By Bob Allen
A Southern Baptist seminary president termed reports that embryonic stem cell treatments might have improved the vision of two blind patients “downright ominous.”
“Might” is the key word, said Albert Mohler, president of Southern Baptist Theological Seminary, noting that researchers writing for the medical journal The Lancet acknowledged the results could have been a placebo effect.
“The use of human embryos in medical experimentation is absolutely immoral,” Mohler said in his daily news commentary podcast Jan. 26. “This research involves the intentional destruction of a living human embryo and thus a direct attack upon the dignity of human life.”
Thirteen years after the discovery of human embryonic stem cells, Mohler said, the research is making little progress. “Tens and hundreds of millions of dollars have been poured into it, and yet the research is very meager,” he said. “The results are very, very minimal.”
He said “there is a great desperation” among scientists, because adult stem cells, which do not require destruction of a human embryo, have proven “far more efficient and productive in terms of medical research.”
“Medical researchers know if they ever acknowledge the actual moral status of the embryo, a good bit of their research will have to grind to a halt,” Moher said.
The study, funded by Advanced Cell Technology, a biotechnology company that specializes in both human and embryonic stem-cell techniques, found some visual improvement in patients treated with sub-retinal implants for Stargardt’s macular dystrophy and dry age-related macular degeneration — the leading cause of blindness in the developed world.
Four months after surgery the implanted cells showed no signs of rejection, encouraging researchers that the procedure appeared to be safe.
“Continued follow-up and further study is needed,” researchers said. “The ultimate therapeutic goal will be to treat patients earlier in the disease processes, potentially increasing the likelihood of photoreceptor and central visual rescue.”

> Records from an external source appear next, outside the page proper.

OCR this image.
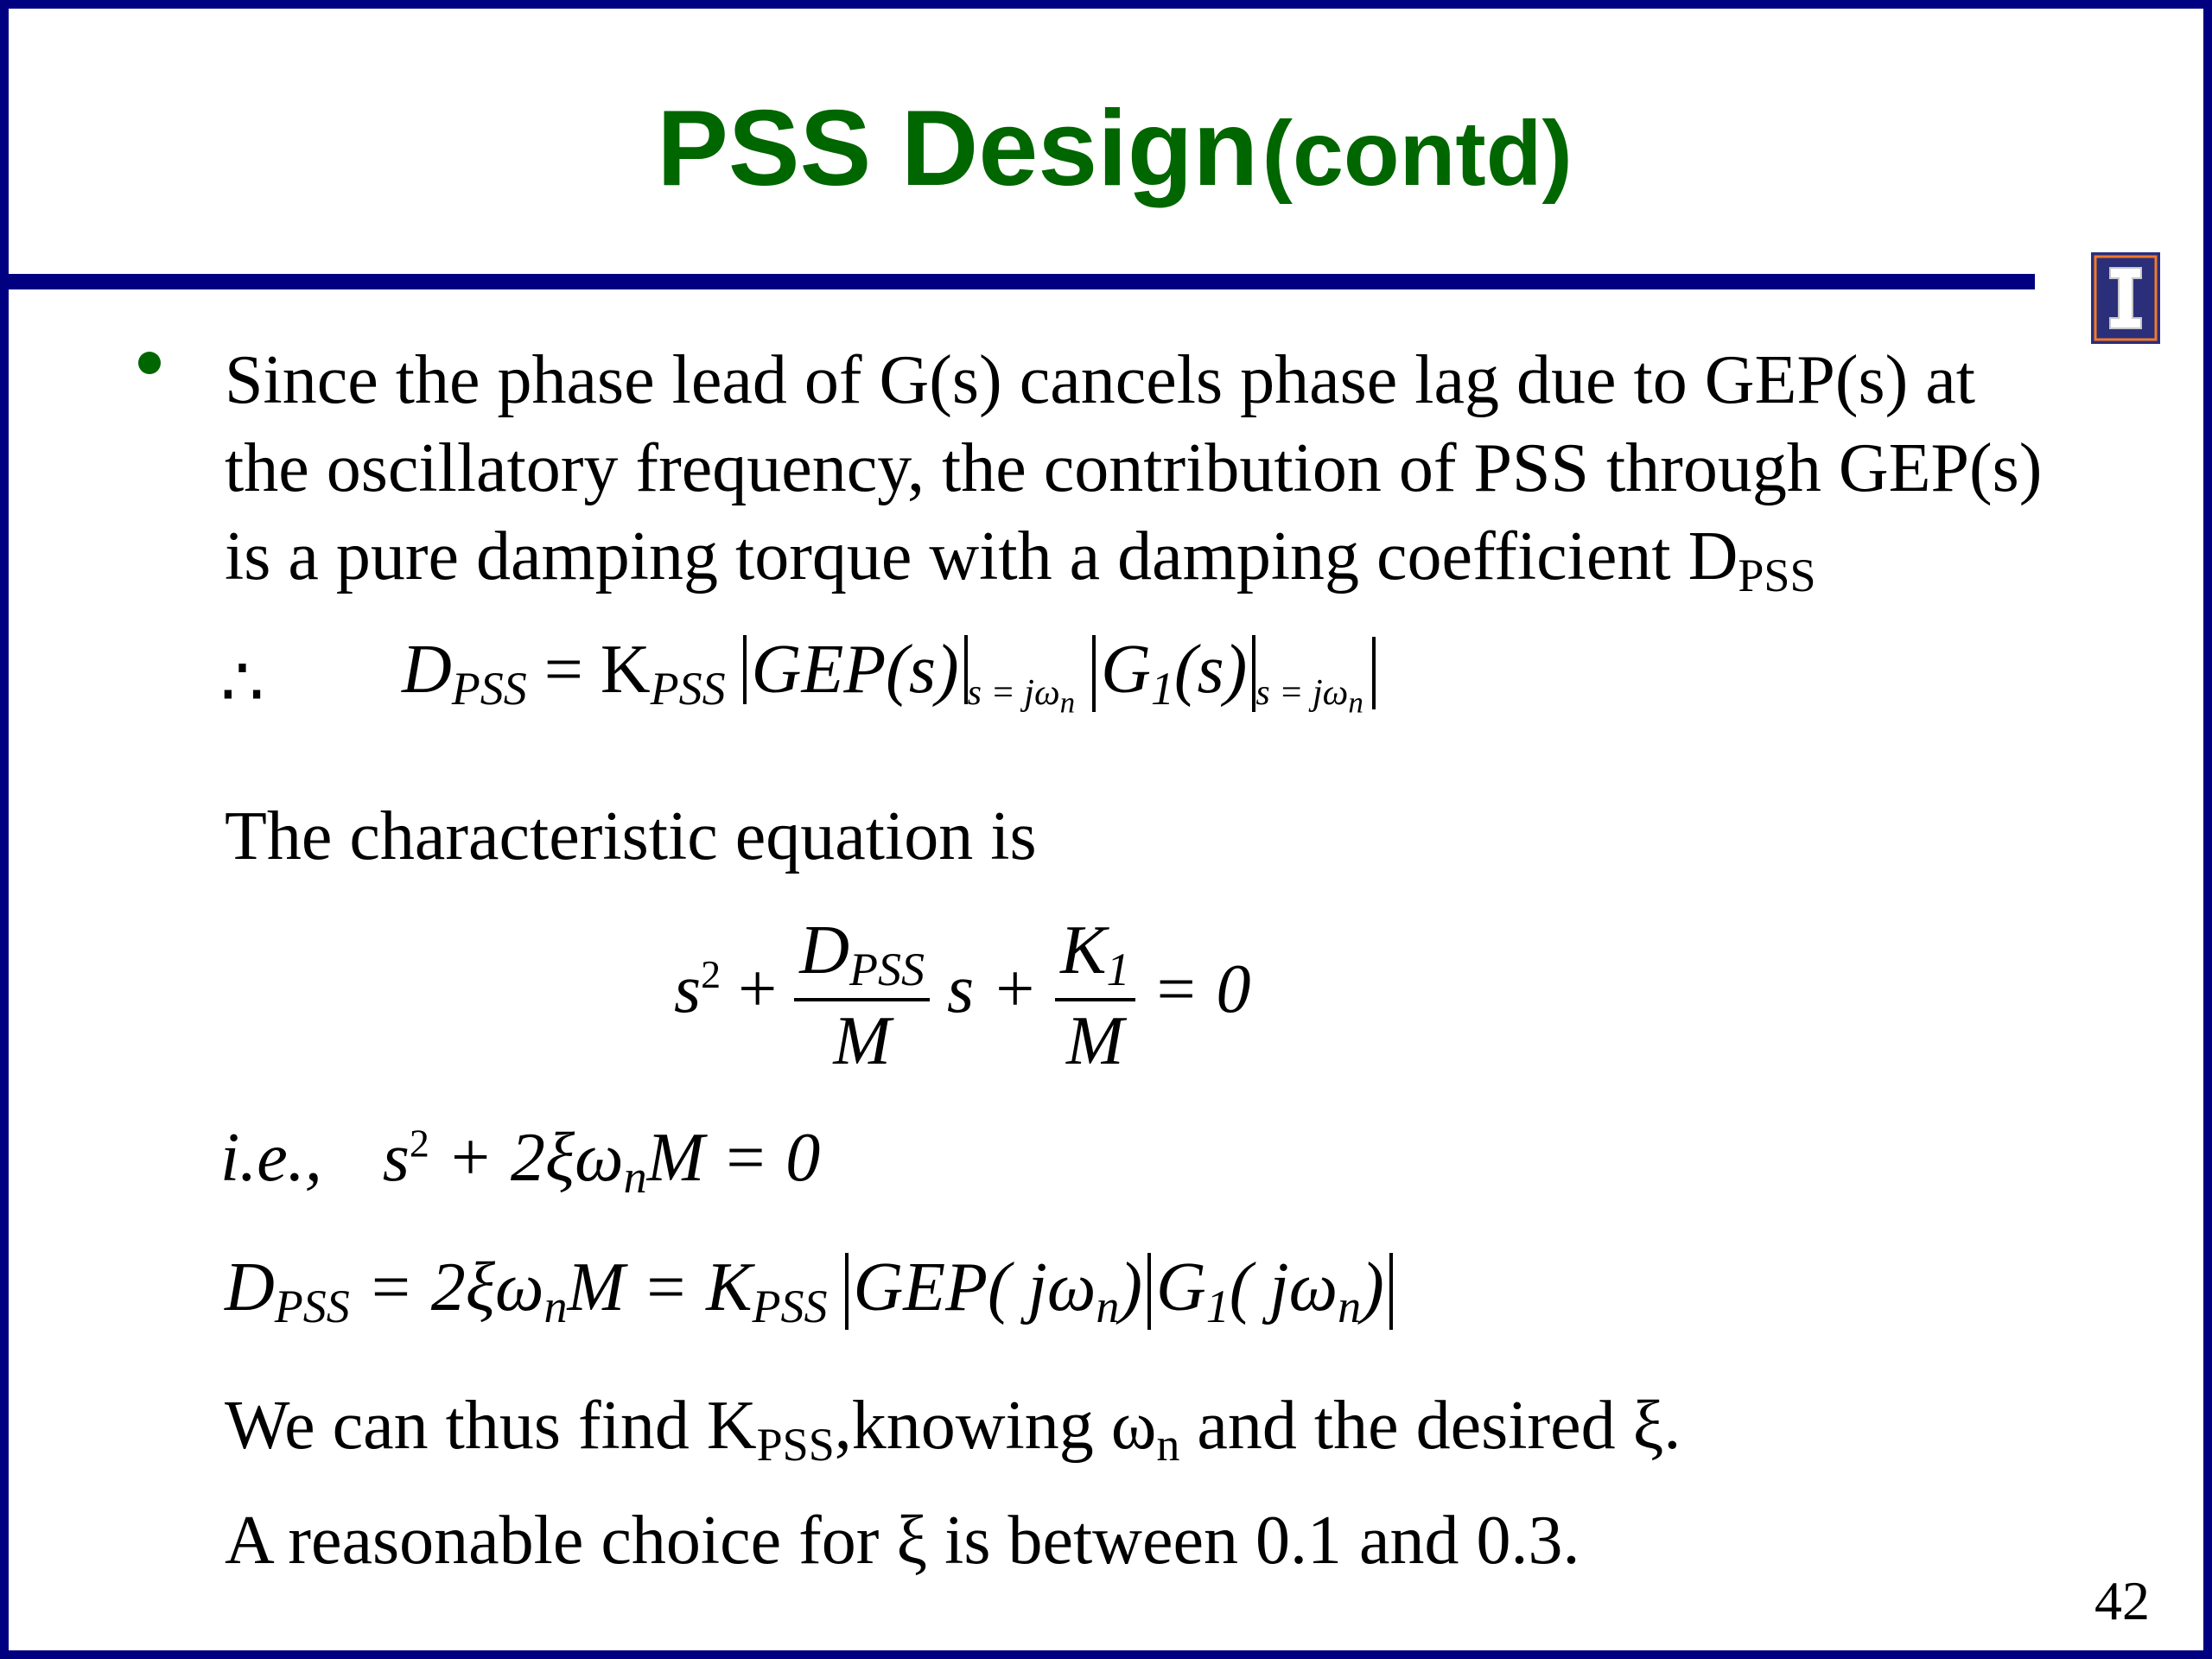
PSS Design (contd)
Since the phase lead of G(s) cancels phase lag due to GEP(s) at
the oscillatory frequency, the contribution of PSS through GEP(s)
is a pure damping torque with a damping coefficient $D_{PSS}$
∴ $D_{PSS} = K_{PSS}$ GEP(s) $_{s = j\omega_n}$ $G_1(s)$ $_{s = j\omega_n}$
The characteristic equation is
$s^2 + \frac{D_{PSS}}{M}$ $s + \frac{K_1}{M} = 0$
i.e., $s^2 + 2\xi\omega_nM = 0$
$D_{PSS} = 2\xi\omega_nM = K_{PSS}$ GEP( $j\omega_n$) $G_1$( $j\omega_n$)
We can thus find $K_{PSS},knowing$ $\omega_n$ and the desired ξ.
A reasonable choice for ξ is between 0.1 and 0.3.
42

Scientists say embryonic stem cells have potential to become any one of more than 200 types of tissues in the human body and research using them could lead to treatments or cures for a wide array of injuries and degenerative conditions that are disabling and even fatal.

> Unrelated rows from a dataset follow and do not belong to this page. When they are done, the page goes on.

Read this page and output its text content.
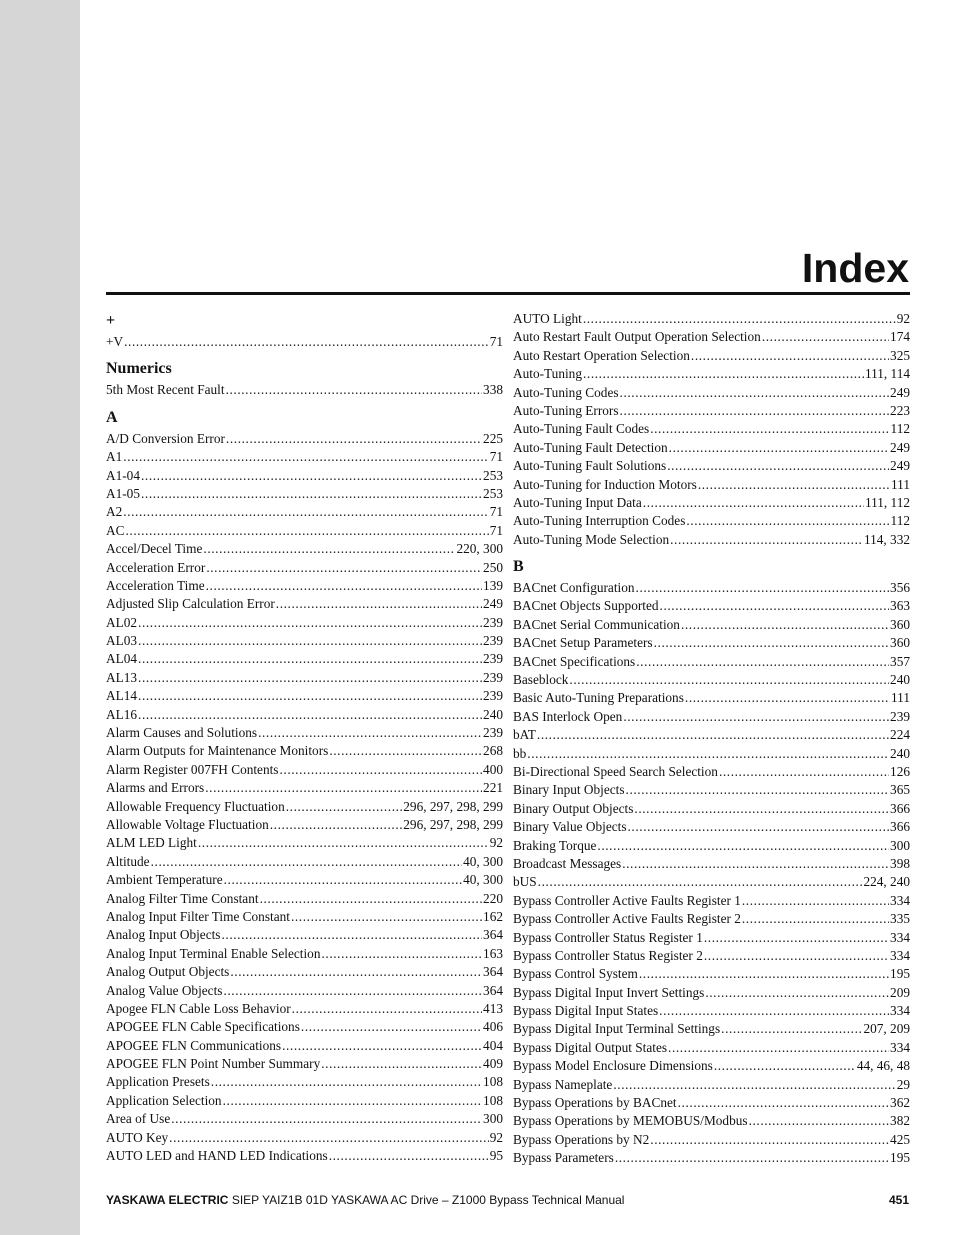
Index
+
+V .....	71
Numerics
5th Most Recent Fault .....	338
A
A/D Conversion Error .....	225
A1 .....	71
A1-04 .....	253
A1-05 .....	253
A2 .....	71
AC .....	71
Accel/Decel Time .....	220, 300
Acceleration Error .....	250
Acceleration Time .....	139
Adjusted Slip Calculation Error .....	249
AL02 .....	239
AL03 .....	239
AL04 .....	239
AL13 .....	239
AL14 .....	239
AL16 .....	240
Alarm Causes and Solutions .....	239
Alarm Outputs for Maintenance Monitors .....	268
Alarm Register 007FH Contents .....	400
Alarms and Errors .....	221
Allowable Frequency Fluctuation .....	296, 297, 298, 299
Allowable Voltage Fluctuation .....	296, 297, 298, 299
ALM LED Light .....	92
Altitude .....	40, 300
Ambient Temperature .....	40, 300
Analog Filter Time Constant .....	220
Analog Input Filter Time Constant .....	162
Analog Input Objects .....	364
Analog Input Terminal Enable Selection .....	163
Analog Output Objects .....	364
Analog Value Objects .....	364
Apogee FLN Cable Loss Behavior .....	413
APOGEE FLN Cable Specifications .....	406
APOGEE FLN Communications .....	404
APOGEE FLN Point Number Summary .....	409
Application Presets .....	108
Application Selection .....	108
Area of Use .....	300
AUTO Key .....	92
AUTO LED and HAND LED Indications .....	95
AUTO Light .....	92
Auto Restart Fault Output Operation Selection .....	174
Auto Restart Operation Selection .....	325
Auto-Tuning .....	111, 114
Auto-Tuning Codes .....	249
Auto-Tuning Errors .....	223
Auto-Tuning Fault Codes .....	112
Auto-Tuning Fault Detection .....	249
Auto-Tuning Fault Solutions .....	249
Auto-Tuning for Induction Motors .....	111
Auto-Tuning Input Data .....	111, 112
Auto-Tuning Interruption Codes .....	112
Auto-Tuning Mode Selection .....	114, 332
B
BACnet Configuration .....	356
BACnet Objects Supported .....	363
BACnet Serial Communication .....	360
BACnet Setup Parameters .....	360
BACnet Specifications .....	357
Baseblock .....	240
Basic Auto-Tuning Preparations .....	111
BAS Interlock Open .....	239
bAT .....	224
bb .....	240
Bi-Directional Speed Search Selection .....	126
Binary Input Objects .....	365
Binary Output Objects .....	366
Binary Value Objects .....	366
Braking Torque .....	300
Broadcast Messages .....	398
bUS .....	224, 240
Bypass Controller Active Faults Register 1 .....	334
Bypass Controller Active Faults Register 2 .....	335
Bypass Controller Status Register 1 .....	334
Bypass Controller Status Register 2 .....	334
Bypass Control System .....	195
Bypass Digital Input Invert Settings .....	209
Bypass Digital Input States .....	334
Bypass Digital Input Terminal Settings .....	207, 209
Bypass Digital Output States .....	334
Bypass Model Enclosure Dimensions .....	44, 46, 48
Bypass Nameplate .....	29
Bypass Operations by BACnet .....	362
Bypass Operations by MEMOBUS/Modbus .....	382
Bypass Operations by N2 .....	425
Bypass Parameters .....	195
YASKAWA ELECTRIC SIEP YAIZ1B 01D YASKAWA AC Drive – Z1000 Bypass Technical Manual	451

The research is controversial, because viable embryos are destroyed in the process of harvesting stem cells. President George W. Bush limited federal funding to research using the 60 already-existing stem cell lines in 2001. President Obama reversed the policy in 2009, calling the controversy “a false choice between sound science and moral values.”
Mohler described the issue as a sign of the times.

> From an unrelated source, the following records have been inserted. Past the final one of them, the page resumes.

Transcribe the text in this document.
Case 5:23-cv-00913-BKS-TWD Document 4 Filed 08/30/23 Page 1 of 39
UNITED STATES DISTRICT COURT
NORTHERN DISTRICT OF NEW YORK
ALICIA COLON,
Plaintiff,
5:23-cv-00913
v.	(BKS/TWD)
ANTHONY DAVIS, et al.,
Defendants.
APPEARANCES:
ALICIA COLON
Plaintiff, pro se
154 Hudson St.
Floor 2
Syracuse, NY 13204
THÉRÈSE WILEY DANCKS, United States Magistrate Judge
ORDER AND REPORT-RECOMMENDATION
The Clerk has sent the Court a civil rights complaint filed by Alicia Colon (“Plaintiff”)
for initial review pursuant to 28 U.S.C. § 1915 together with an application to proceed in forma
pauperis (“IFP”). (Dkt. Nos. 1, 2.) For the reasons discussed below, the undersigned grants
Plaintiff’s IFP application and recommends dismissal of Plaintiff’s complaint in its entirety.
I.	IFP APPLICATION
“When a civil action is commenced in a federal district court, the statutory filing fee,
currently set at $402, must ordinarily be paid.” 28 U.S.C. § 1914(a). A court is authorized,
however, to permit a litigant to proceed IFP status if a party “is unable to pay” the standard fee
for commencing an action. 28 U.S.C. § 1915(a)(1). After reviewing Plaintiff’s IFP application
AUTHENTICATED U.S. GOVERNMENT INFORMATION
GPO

“That’s where we are today,” he said. “We are looking at assaults on human life from every direction, even in laboratories — even in laboratories that are trying to pioneer treatments that are desperately needed for intractable and resistant illnesses, but not at any cost. Medical ethics means nothing if there are not some treatments that are unethical. And that means nothing if the reason for that unethical judgment is the fact that it involves an assault upon human dignity, and thus upon all human life.”